Die gegenwärtige politische Lage in der Ukraine ist für einen Russen spürbar. Nach den rund 10 Jahrhunderten der gemeinsamen, wohl aber nicht immer ganz friedlichen Geschichte, musste der russische Seminarist im geistlichen Gewand ungefähr 5-mal der Grenzkontrolle antworten, dass er niemals in Crime, Donetsk oder Lugansk gewesen war, um das Ursprungsland seines Staates besuchen zu dürfen.
Das Seminar der Bruderschaft St. Josaphat, das Ziel der Reisenden, liegt in Lwiw, einer um 1270 gegründeten Stadt. Die Bruderschaft ist von Pater Basilius Kowpak, einem ukrainischen griechisch-katholischen [2] Priester, mit Einverständnis der Oberen der FSSPX im Jahre 2000 gegründet worden, das Seminar ein Jahr danach.
Anlass für die Gründung war der Modernismus der griechisch-katholischen Hierarchie bis zur Aufhebung gewisser, in die Ostliturgie eingetretenen Elemente des römischen Ritus, z. B. Herz-Jesu-Verehrung, Kommunionempfang im Knien, unter dem Vorwand der Rückkehr zum Ursprung des Ostritus. Der aus dem Westen neukommende Klerus brachte auch die moderne Theologie mit. Pater Basilius und andere Kleriker fanden eine andere Kirche, nachdem sie aus den Katakomben des Kommunismus herausgekommen waren.

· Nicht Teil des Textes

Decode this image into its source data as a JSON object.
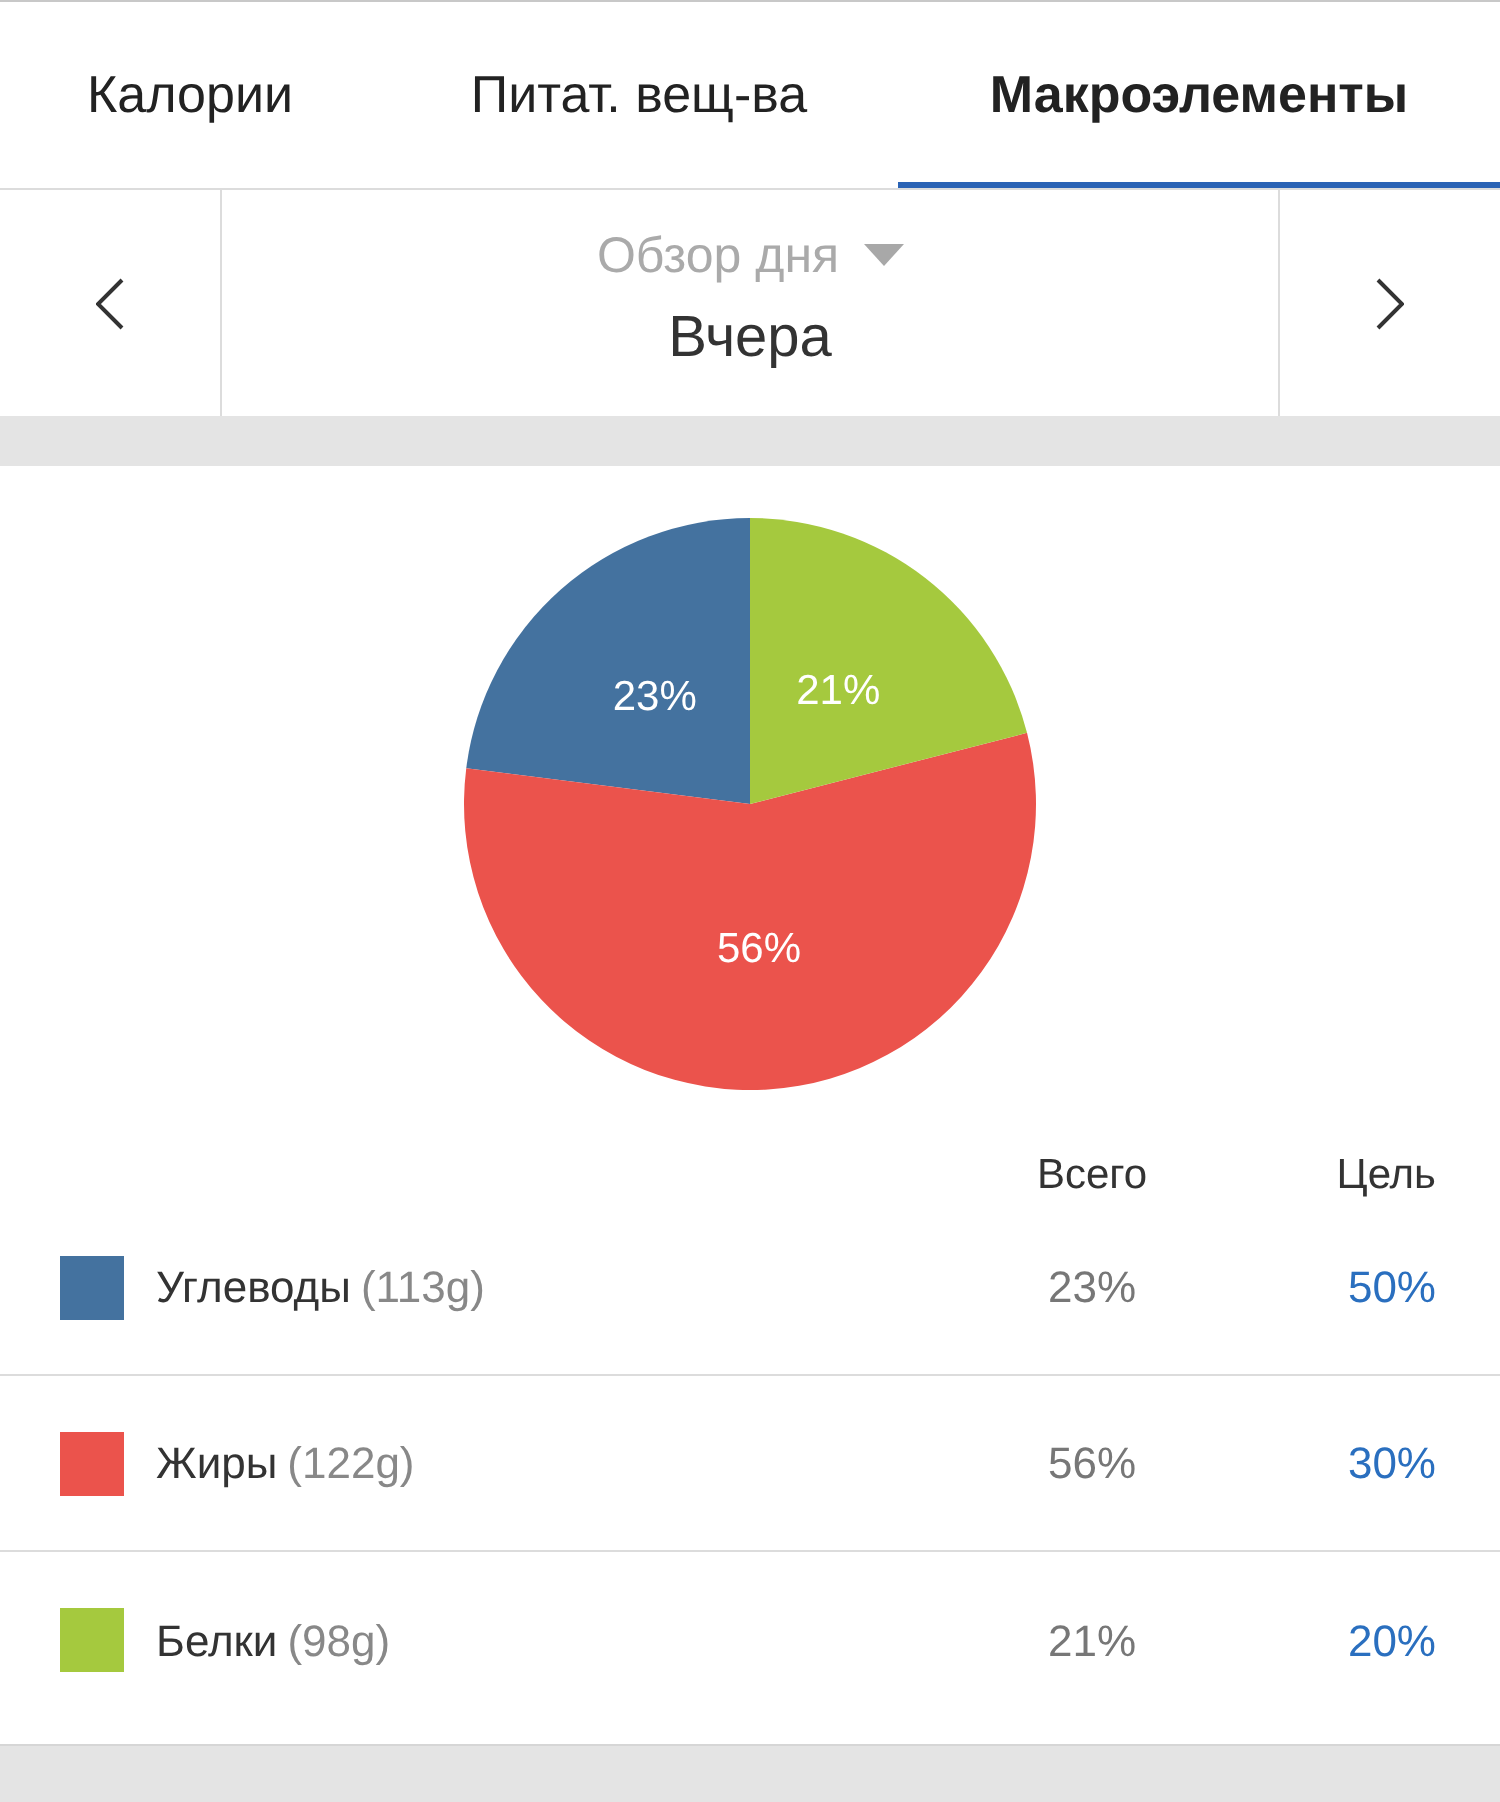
{
  "tabs": [
    {
      "label": "Калории",
      "selected": false
    },
    {
      "label": "Питат. вещ-ва",
      "selected": false
    },
    {
      "label": "Макроэлементы",
      "selected": true
    }
  ],
  "date_nav": {
    "view_label": "Обзор дня",
    "date": "Вчера"
  },
  "chart": {
    "chart_data": {
      "type": "pie",
      "values": [
        23,
        56,
        21
      ],
      "value_labels": [
        "23%",
        "56%",
        "21%"
      ]
    }
  },
  "legend": {
    "columns": [
      "Всего",
      "Цель"
    ],
    "rows": [
      {
        "name": "Углеводы",
        "amount": "(113g)",
        "total": "23%",
        "goal": "50%",
        "color": "#44729f"
      },
      {
        "name": "Жиры",
        "amount": "(122g)",
        "total": "56%",
        "goal": "30%",
        "color": "#eb534c"
      },
      {
        "name": "Белки",
        "amount": "(98g)",
        "total": "21%",
        "goal": "20%",
        "color": "#a5c93e"
      }
    ]
  }
}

Deshalb reisen schon seit mehreren Jahren die Bischöfe der Bruderschaft St. Pius X. in die Ukraine, um dort die heiligen Weihen zu spenden. Am 17. November dieses Jahres hat Msgr. de Galarreta zwei Diakone zu Priestern geweiht: Bogdan Wytrykusch und Jurij Wowk. Beide stammen aus Familien, die den Gemeinden der Bruderschaft St. Josaphat angehören. Jetzt zählt diese Bruderschaft 23 Priester, von denen 21 durch die Hände der Bischöfe der FSSPX geweiht worden sind, 10 befreundete Basilianer-Schwestern, 1 Seminar, 2 Priorate, 25 Kapellen und rund 7000 Gläubige.
In Anwesenheit von ungefähr 1000 Gläubigen wurden die Weihen im römischen Ritus gespendet, weil es noch keinen Bischof gibt, der zum Schutz der Tradition im byzantinischen Ritus gegen den sich überall verbreitenden Modernismus aufgestanden ist. In der Zeremonie haben Kleriker aus Spanien, Deutschland, Frankreich, Italien, Polen, Russland und der Ukraine teilgenommen. Die lateinische Sprache, ein Zeichen der Einheit der katholischen Kirche, diente nicht nur in der Liturgie, sondern auch außerhalb, eine Brücke bildend zwischen den Menschen verschiedener Nationen, die die Sprache ihrer geistlichen Mutter, der Kirche, teilen.
Bemerkenswert in diesem Land, oder mindestens in Lwiw, ist die Öffentlichkeit des Christentums: Man hört oft Leute mit den Worten grüßen: „Slawa Iisusu Christu – Gelobt sei Jesus Christus“; auf einer Straßenwerbung sieht man, wie ein katholischer Bischof mit einer väterlichen Geste einen aus dem Krieg zurückkehrenden Soldaten empfängt; auf einem anderen Plakat steht geschrieben, dass ein Sünder, der nicht bereut, in Gefahr ist, in die Hölle zu fallen. So etwas findet man weder in Russland noch in Westeuropa. Leider wirkt die Sichtbarkeit des Christentums oft nicht auf die Moralität der Menschen: Die Kleidung und die Sitten entsprechen meistens dem westlichen Lebensstil; Korruption und Verbrechen sind weitverbreitet im Lande.
Diese Inkohärenz konnte ein Pater am eigenen Leib erfahren: Auf dem Weg zur Kirche, wo die Weihen stattfanden, bemerkte Pater Pasichnik, der auch nach Lwiw angereist war, dass sein Auto keine Nummernschilder mehr hat. Als aber der Verbrecher erfuhr, dass er einen Priester beraubt hatte, bereute er und gab am Abend das Gestohlene zurück.
Am 18. November früh am Morgen reisten die Seminaristen zusammen mit Pater Laroche nach Hause, nach Zaitzkofen ab, nachdem sie die Einheit und die Universalität der katholischen Kirche in Kleinformat gesehen haben.
Anmerkungen
[1] Enzyklika „Mystici Corporis“ N. 5 von Papst Pius XII. vom 29.06.1943
[2] Die ukrainische griechische-katholische Kirche ist nach der Union von Brest 1596 entstanden, als ein Teil der orthodoxen Kirche den Primat des Papstes anerkannt hat. Ihre byzantinische Liturgie hat sie beibehalten.